Après des mois de tensions internationales, la réouverture du détroit d’Ormuz met fin au blocus naval. Une bonne nouvelle pour les pays riverains et pour l’équilibre énergétique mondial, même si la présence possible de mines sous-marines pèse encore sur la sécurité maritime.
Le blocus levé : une décision qui change la donne
Le lundi 15 juin 2026, les États-Unis et l’Iran ont signé un accord pour mettre un terme aux conflits au Moyen-Orient, Liban compris. Donald Trump l’a annoncé sur Truth Social : le détroit d’Ormuz rouvrirait « sans droits de passage » et le blocus naval américain serait levé immédiatement. « Navires du monde entier, mettez les moteurs en marche. Que le pétrole coule à flots ! », a-t-il déclaré. Il a rappelé l’importance stratégique de cette voie pour le transit pétrolier international, ainsi que son projet militaire.
Le détroit d’Ormuz, point de passage géopolitique et économique majeur, avait déjà été partiellement rouvert, mais la signature du traité ce vendredi à Genève, en Suisse, officialise la reprise totale du trafic maritime. La fin du blocus doit atténuer une crise énergétique imminente en rétablissant la circulation du pétrole entre les deux rives.
Les mines sous-marines restent une menace
Malgré la réouverture, la menace de mines posées par l’Iran demeure, alerte le magazine Geo. Le Commandement central des États-Unis a reconnu avoir mené des attaques en mars dernier contre 16 navires iraniens soupçonnés d’avoir mouillé des mines. Les effets réels de ces opérations restent incertains. Une estimation des agences de renseignement américaines évalue que l’Iran pourrait détenir près de 5 000 mines de différents types.
Selon Scott Savitz, ingénieur et auteur pour la RAND Corporation, ces mines modernes sont des armes très sophistiquées, bien plus difficiles à localiser et à neutraliser. « Le navire de combat littoral a un problème majeur », a-t-il affirmé : les navires de combat littoral (LCS) ne peuvent pas pénétrer dans un champ de mines. Malgré les efforts engagés, la présence exacte de ces engins explosifs reste très incertaine, ce qui alimente les tensions militaires.
Sécuriser le détroit : qui fait quoi ?
Face à la menace, la communauté internationale est appelée à sécuriser le détroit. Le Royaume-Uni va déployer des drones de déminage et la France, sous l’égide d’Emmanuel Macron, s’est dite prête à envoyer des navires de déminage.
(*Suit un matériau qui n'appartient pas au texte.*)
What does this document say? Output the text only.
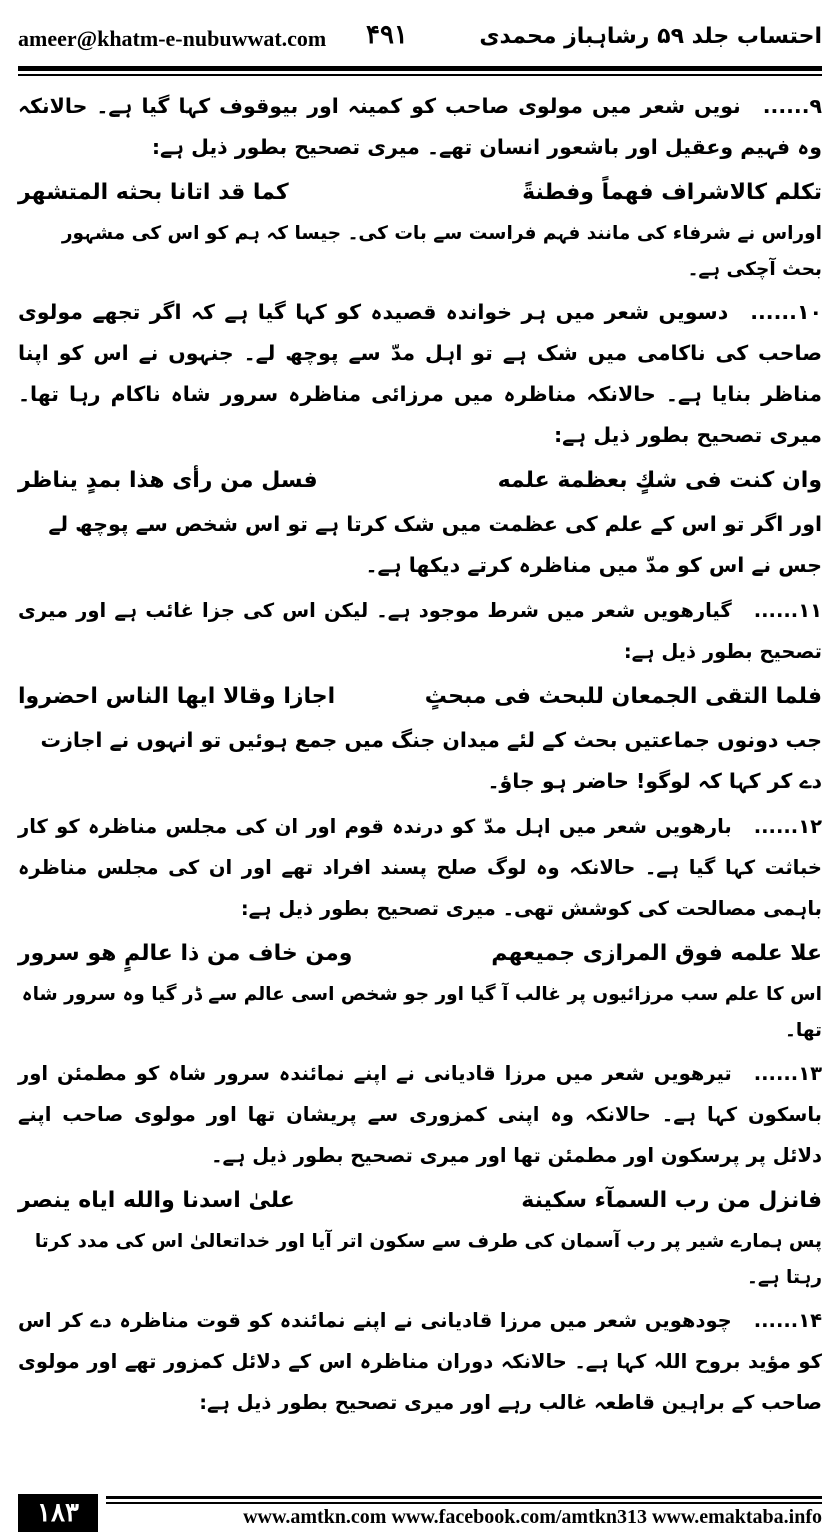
ameer@khatm-e-nubuwwat.com ۴۹۱	احتساب جلد ۵۹ رشاہباز محمدی

۹......نویں شعر میں مولوی صاحب کو کمینہ اور بیوقوف کہا گیا ہے۔ حالانکہ وہ فہیم وعقیل اور باشعور انسان تھے۔ میری تصحیح بطور ذیل ہے:

تکلم کالاشراف فهماً وفطنةً
کما قد اتانا بحثه المتشهر

اوراس نے شرفاء کی مانند فہم فراست سے بات کی۔ جیسا کہ ہم کو اس کی مشہور بحث آچکی ہے۔

۱۰......دسویں شعر میں ہر خواندہ قصیدہ کو کہا گیا ہے کہ اگر تجھے مولوی صاحب کی ناکامی میں شک ہے تو اہل مدّ سے پوچھ لے۔ جنہوں نے اس کو اپنا مناظر بنایا ہے۔ حالانکہ مناظرہ میں مرزائی مناظرہ سرور شاہ ناکام رہا تھا۔ میری تصحیح بطور ذیل ہے:

وان كنت فى شكٍ بعظمة علمه
فسل من رأى هذا بمدٍ يناظر

اور اگر تو اس کے علم کی عظمت میں شک کرتا ہے تو اس شخص سے پوچھ لے جس نے اس کو مدّ میں مناظرہ کرتے دیکھا ہے۔

۱۱......گیارھویں شعر میں شرط موجود ہے۔ لیکن اس کی جزا غائب ہے اور میری تصحیح بطور ذیل ہے:

فلما التقى الجمعان للبحث فى مبحثٍ
اجازا وقالا ايها الناس احضروا

جب دونوں جماعتیں بحث کے لئے میدان جنگ میں جمع ہوئیں تو انہوں نے اجازت دے کر کہا کہ لوگو! حاضر ہو جاؤ۔

۱۲......بارھویں شعر میں اہل مدّ کو درندہ قوم اور ان کی مجلس مناظرہ کو کار خباثت کہا گیا ہے۔ حالانکہ وہ لوگ صلح پسند افراد تھے اور ان کی مجلس مناظرہ باہمی مصالحت کی کوشش تھی۔ میری تصحیح بطور ذیل ہے:

علا علمه فوق المرازى جميعهم
ومن خاف من ذا عالمٍ هو سرور

اس کا علم سب مرزائیوں پر غالب آ گیا اور جو شخص اسی عالم سے ڈر گیا وہ سرور شاہ تھا۔

۱۳......تیرھویں شعر میں مرزا قادیانی نے اپنے نمائندہ سرور شاہ کو مطمئن اور باسکون کہا ہے۔ حالانکہ وہ اپنی کمزوری سے پریشان تھا اور مولوی صاحب اپنے دلائل پر پرسکون اور مطمئن تھا اور میری تصحیح بطور ذیل ہے۔

فانزل من رب السمآء سكينة
علىٰ اسدنا والله اياه ينصر

پس ہمارے شیر پر رب آسمان کی طرف سے سکون اتر آیا اور خداتعالیٰ اس کی مدد کرتا رہتا ہے۔

۱۴......چودھویں شعر میں مرزا قادیانی نے اپنے نمائندہ کو قوت مناظرہ دے کر اس کو مؤید بروح اللہ کہا ہے۔ حالانکہ دوران مناظرہ اس کے دلائل کمزور تھے اور مولوی صاحب کے براہین قاطعہ غالب رہے اور میری تصحیح بطور ذیل ہے:

۱۸۳	www.amtkn.com www.facebook.com/amtkn313 www.emaktaba.info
Les pays concernés envisagent une mission multinationale pour détecter et neutraliser ces dispositifs.
- Utilisation de drones aériens et marins
- Véhicules sous-marins autonomes (ASV)
- Sonars portatifs
- Véhicules télécommandés (ROV)
Ces outils servent à inspecter les fonds marins et les objets suspects repérés. Les opérations restent toutefois très périlleuses et lentes.
Des dizaines de navires ont déjà traversé le détroit sans incident, mais la prudence reste de mise. Les dirigeants européens pourraient être appelés à participer à l’effort de déminage. Trump a suggéré l’envoi d’« un ou deux navires de quelques pays » pour renforcer les opérations en cours.